Coalition senators have confirmed their intention to summon Mr. Joyce to appear before the inquiry upon his return to Australia.
Inquiry chair, Nationals senator Bridget McKenzie, mentioned that taking legal action, including the possibility of jail time, was under consideration to compel Mr. Joyce to testify.
“It’s not a step the Senate takes lightly or frequently, but it is a potential penalty,” she explained in an interview with Sky News. “Individuals can be found in contempt of the Senate, and this may result in fines or imprisonment.”
In theory, the Senate has the authority to impose a jail term of up to six months for contempt.
Mr.
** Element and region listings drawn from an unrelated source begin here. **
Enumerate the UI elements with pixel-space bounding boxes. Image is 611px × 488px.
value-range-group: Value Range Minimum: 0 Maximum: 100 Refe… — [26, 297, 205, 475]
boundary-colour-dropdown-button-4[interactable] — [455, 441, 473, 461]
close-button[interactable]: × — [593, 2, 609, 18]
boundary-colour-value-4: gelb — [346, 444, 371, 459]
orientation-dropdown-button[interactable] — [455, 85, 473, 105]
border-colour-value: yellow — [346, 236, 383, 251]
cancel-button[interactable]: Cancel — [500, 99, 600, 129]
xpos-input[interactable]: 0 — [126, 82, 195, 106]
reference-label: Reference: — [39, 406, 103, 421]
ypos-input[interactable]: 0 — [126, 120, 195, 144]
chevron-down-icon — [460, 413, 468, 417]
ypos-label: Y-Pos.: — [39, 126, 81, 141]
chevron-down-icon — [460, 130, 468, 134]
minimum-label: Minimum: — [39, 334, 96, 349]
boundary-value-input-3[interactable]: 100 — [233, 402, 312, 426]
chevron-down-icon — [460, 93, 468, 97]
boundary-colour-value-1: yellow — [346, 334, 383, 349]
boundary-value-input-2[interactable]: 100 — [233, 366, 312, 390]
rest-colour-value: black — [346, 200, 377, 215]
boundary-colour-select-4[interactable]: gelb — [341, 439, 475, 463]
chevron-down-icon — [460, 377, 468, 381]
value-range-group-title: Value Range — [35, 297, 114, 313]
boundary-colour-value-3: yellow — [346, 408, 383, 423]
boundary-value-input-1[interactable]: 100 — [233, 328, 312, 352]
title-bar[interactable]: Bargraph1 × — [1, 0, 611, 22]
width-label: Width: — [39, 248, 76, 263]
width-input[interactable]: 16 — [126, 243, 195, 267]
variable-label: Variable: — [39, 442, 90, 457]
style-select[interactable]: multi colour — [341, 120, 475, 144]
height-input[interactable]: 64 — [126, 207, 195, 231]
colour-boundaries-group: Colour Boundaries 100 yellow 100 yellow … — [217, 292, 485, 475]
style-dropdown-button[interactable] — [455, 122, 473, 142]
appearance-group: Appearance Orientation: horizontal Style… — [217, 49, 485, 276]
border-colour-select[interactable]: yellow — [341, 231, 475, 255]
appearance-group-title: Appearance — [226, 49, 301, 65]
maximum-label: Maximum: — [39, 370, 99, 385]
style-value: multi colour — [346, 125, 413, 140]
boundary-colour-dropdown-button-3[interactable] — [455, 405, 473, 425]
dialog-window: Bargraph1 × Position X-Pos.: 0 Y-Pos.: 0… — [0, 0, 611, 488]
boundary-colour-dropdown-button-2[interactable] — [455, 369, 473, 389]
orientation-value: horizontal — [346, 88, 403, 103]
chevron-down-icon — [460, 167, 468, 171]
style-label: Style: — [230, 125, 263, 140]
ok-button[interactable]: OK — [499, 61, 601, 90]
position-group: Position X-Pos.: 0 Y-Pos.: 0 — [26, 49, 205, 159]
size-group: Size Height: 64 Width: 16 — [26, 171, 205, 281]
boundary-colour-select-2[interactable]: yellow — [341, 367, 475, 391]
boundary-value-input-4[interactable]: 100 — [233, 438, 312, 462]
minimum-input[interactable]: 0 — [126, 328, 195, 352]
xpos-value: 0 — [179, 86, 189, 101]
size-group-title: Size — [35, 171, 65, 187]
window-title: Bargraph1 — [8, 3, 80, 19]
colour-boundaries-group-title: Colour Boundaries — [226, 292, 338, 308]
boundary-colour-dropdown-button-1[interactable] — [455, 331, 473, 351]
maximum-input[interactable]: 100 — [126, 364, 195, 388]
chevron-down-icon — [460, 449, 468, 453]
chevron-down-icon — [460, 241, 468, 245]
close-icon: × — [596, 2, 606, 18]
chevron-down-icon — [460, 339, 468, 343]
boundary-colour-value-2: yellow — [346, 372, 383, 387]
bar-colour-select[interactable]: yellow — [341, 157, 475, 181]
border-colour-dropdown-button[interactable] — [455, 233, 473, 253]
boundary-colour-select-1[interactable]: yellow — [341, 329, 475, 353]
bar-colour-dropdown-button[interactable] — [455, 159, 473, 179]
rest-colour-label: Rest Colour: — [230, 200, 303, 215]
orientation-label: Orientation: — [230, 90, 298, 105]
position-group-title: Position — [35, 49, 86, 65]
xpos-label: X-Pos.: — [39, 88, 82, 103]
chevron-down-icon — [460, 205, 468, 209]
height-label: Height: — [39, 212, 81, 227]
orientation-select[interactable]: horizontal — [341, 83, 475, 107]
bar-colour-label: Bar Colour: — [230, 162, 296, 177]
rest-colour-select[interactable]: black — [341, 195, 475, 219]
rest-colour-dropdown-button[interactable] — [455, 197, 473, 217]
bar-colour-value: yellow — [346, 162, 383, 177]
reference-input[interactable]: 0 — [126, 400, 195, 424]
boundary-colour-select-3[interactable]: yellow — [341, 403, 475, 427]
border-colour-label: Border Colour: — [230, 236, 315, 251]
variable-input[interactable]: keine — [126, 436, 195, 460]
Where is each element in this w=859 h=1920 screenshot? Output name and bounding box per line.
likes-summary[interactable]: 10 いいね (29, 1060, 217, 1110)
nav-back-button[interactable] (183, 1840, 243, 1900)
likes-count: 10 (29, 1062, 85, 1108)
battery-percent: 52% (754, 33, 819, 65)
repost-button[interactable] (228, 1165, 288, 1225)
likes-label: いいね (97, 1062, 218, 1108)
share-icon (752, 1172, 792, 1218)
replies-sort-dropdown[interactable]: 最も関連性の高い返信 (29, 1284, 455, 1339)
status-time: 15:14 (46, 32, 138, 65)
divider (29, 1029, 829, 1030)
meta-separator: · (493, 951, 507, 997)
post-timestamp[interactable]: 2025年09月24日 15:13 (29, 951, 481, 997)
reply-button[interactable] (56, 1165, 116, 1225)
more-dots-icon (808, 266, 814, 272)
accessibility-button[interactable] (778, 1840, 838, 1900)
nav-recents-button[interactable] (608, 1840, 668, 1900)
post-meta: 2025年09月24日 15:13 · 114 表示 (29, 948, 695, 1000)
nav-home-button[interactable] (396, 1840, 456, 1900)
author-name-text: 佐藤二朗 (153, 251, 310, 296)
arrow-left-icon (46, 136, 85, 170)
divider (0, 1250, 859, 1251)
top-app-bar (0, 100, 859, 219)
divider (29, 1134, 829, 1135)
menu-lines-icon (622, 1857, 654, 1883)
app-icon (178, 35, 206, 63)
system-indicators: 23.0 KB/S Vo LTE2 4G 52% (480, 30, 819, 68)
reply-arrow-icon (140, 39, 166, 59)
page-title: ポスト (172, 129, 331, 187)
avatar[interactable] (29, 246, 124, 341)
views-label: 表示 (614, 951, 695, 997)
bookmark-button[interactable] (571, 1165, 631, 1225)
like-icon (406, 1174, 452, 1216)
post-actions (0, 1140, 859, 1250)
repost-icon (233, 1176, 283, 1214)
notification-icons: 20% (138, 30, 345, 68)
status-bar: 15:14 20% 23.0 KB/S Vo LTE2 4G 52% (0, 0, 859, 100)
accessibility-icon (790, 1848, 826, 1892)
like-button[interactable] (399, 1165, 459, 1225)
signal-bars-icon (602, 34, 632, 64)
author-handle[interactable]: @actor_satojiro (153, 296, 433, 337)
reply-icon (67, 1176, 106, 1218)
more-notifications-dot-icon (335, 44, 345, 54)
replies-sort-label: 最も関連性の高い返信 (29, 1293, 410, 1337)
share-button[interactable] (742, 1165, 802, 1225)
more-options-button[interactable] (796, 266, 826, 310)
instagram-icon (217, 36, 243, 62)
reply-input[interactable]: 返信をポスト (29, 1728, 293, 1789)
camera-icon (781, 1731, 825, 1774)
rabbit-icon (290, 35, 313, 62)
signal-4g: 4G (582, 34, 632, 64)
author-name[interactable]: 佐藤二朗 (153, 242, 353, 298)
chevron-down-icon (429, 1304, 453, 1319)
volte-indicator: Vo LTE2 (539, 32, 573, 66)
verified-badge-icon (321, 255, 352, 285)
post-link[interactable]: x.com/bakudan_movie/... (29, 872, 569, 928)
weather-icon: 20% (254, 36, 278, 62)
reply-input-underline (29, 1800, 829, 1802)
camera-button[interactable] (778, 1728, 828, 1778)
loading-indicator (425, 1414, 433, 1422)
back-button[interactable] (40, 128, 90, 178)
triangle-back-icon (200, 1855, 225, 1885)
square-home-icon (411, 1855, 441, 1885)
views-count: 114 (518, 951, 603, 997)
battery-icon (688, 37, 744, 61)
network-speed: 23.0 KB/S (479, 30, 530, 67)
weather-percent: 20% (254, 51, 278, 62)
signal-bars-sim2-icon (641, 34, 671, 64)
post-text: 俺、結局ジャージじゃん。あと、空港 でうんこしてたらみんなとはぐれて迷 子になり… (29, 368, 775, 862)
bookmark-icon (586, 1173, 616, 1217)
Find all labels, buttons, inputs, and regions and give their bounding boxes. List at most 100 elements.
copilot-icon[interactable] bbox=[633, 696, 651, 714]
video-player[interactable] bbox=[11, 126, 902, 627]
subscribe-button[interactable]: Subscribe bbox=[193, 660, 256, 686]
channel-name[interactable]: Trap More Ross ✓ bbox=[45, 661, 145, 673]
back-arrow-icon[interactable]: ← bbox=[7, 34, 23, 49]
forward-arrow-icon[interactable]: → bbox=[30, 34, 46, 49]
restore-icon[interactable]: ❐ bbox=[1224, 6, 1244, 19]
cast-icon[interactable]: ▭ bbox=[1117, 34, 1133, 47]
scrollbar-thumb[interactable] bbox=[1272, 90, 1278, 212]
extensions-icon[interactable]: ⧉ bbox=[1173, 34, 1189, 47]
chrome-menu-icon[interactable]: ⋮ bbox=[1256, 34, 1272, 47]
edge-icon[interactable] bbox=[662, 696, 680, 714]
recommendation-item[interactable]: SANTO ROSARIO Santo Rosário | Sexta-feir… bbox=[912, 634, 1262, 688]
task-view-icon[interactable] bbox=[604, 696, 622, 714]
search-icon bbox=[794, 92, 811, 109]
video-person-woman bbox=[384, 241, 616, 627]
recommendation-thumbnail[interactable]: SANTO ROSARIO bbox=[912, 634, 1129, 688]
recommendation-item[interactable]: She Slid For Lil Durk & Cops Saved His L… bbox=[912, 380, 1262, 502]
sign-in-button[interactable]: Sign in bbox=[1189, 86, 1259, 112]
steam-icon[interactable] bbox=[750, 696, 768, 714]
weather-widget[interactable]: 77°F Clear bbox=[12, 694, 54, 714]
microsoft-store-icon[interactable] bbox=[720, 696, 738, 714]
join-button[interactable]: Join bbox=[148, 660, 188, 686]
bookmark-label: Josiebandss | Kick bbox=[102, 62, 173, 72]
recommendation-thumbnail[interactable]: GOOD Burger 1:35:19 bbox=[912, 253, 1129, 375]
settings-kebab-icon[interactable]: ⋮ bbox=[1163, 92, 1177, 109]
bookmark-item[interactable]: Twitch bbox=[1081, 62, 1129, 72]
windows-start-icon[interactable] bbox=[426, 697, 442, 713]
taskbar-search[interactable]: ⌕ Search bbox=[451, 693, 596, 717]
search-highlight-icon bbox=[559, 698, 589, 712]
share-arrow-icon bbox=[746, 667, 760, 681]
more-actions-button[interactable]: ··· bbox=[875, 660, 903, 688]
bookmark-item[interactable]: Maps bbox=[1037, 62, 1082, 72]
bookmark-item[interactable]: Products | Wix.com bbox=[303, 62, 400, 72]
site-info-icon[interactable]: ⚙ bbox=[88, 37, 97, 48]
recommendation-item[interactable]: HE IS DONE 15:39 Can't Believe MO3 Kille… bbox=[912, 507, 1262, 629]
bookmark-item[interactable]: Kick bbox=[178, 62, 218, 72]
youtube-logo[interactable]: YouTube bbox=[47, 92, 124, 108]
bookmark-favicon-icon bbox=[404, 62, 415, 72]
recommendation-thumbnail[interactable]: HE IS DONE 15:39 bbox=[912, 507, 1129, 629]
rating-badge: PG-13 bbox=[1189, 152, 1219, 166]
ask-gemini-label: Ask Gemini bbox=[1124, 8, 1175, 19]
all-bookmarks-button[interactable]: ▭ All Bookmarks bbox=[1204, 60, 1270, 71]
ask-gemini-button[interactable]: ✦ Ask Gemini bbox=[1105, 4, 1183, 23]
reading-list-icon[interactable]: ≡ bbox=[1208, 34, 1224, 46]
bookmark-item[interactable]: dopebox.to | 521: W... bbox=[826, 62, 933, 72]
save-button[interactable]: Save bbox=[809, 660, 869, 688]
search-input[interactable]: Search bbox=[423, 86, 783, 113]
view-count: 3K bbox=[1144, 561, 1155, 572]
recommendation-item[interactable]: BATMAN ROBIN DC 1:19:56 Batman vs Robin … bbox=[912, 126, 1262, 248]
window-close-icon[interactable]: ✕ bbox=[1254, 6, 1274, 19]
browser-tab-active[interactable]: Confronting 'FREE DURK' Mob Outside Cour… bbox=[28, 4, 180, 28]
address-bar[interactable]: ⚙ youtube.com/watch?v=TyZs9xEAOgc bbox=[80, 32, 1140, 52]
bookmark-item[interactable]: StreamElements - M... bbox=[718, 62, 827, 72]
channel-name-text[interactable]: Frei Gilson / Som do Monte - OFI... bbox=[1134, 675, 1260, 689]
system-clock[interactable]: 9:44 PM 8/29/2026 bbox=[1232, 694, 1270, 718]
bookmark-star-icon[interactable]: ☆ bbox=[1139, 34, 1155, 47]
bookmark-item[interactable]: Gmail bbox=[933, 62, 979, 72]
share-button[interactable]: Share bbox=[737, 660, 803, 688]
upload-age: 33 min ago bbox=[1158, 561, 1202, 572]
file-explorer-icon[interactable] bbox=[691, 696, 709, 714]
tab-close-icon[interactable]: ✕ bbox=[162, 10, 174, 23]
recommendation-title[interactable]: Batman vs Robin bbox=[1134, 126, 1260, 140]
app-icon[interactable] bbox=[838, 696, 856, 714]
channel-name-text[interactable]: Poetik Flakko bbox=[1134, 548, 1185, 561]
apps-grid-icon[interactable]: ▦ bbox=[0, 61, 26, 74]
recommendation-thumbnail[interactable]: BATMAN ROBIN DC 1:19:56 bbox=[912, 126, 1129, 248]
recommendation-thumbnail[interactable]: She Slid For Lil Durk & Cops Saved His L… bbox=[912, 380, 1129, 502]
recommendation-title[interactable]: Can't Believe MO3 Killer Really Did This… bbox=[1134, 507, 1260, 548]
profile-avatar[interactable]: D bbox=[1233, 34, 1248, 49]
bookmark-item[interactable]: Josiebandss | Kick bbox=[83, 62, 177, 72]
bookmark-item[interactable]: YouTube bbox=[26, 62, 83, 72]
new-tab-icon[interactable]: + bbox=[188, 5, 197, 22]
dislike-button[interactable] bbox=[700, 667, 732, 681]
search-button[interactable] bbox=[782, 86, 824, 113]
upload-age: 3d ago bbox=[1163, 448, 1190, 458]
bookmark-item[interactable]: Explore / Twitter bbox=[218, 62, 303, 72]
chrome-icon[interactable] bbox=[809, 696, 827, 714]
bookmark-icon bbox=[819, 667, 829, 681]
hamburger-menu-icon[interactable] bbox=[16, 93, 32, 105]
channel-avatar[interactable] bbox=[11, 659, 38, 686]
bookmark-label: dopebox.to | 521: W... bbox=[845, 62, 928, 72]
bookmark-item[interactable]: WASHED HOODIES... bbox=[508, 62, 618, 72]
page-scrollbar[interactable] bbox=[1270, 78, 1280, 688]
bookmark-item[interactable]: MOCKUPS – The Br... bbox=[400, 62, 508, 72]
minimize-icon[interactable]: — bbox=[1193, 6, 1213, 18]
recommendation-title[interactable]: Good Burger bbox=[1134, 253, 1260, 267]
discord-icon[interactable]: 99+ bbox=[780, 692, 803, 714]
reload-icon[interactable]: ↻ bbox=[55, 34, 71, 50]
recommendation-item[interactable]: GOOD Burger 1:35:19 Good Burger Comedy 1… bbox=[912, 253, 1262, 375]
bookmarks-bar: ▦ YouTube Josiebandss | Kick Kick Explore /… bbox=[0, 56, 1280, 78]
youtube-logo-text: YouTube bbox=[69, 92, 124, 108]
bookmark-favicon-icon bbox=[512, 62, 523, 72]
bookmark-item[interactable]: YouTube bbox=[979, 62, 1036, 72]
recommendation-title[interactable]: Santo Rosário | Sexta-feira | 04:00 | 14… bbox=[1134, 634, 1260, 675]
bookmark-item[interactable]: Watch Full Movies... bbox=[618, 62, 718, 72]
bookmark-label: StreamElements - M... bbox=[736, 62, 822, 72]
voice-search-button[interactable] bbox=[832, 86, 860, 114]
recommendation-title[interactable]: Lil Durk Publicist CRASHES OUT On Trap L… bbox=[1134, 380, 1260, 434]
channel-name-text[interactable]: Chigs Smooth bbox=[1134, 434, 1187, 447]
Joyce informed the Senate committee that he couldn’t participate in the inquiry in person or via video link due to personal commitments while abroad.
Senator McKenzie highlighted that the inquiry had brought to light significant misconduct by Qantas, prompting the airline to reverse its stance on certain policies, such as its Frequent Flyers program.
“We have received compelling evidence, which has already yielded significant outcomes,” she stated. “Qantas has issued multiple and sincere apologies, and this is not merely due to the appointment of a new CEO.”
Govt Caught Red-Handed
Nonetheless, the Nationals senator acknowledged that the inquiry lacked the authority to compel Transport Minister Catherine King to testify, given her status as a member of the House of Representatives.
Senator McKenzie emphasized that Ms. King should appear and explain why she believed blocking additional flights for Qatar Airways was the correct decision.
“The government has been caught unprepared in not fully recognizing the frustration of Australians, not only with Qantas but also with the aviation industry, which is not effectively serving their needs,” she remarked.
Ms. King had previously stated that her decision was based on national security concerns. The Senate committee is scheduled to release its report by October 9th.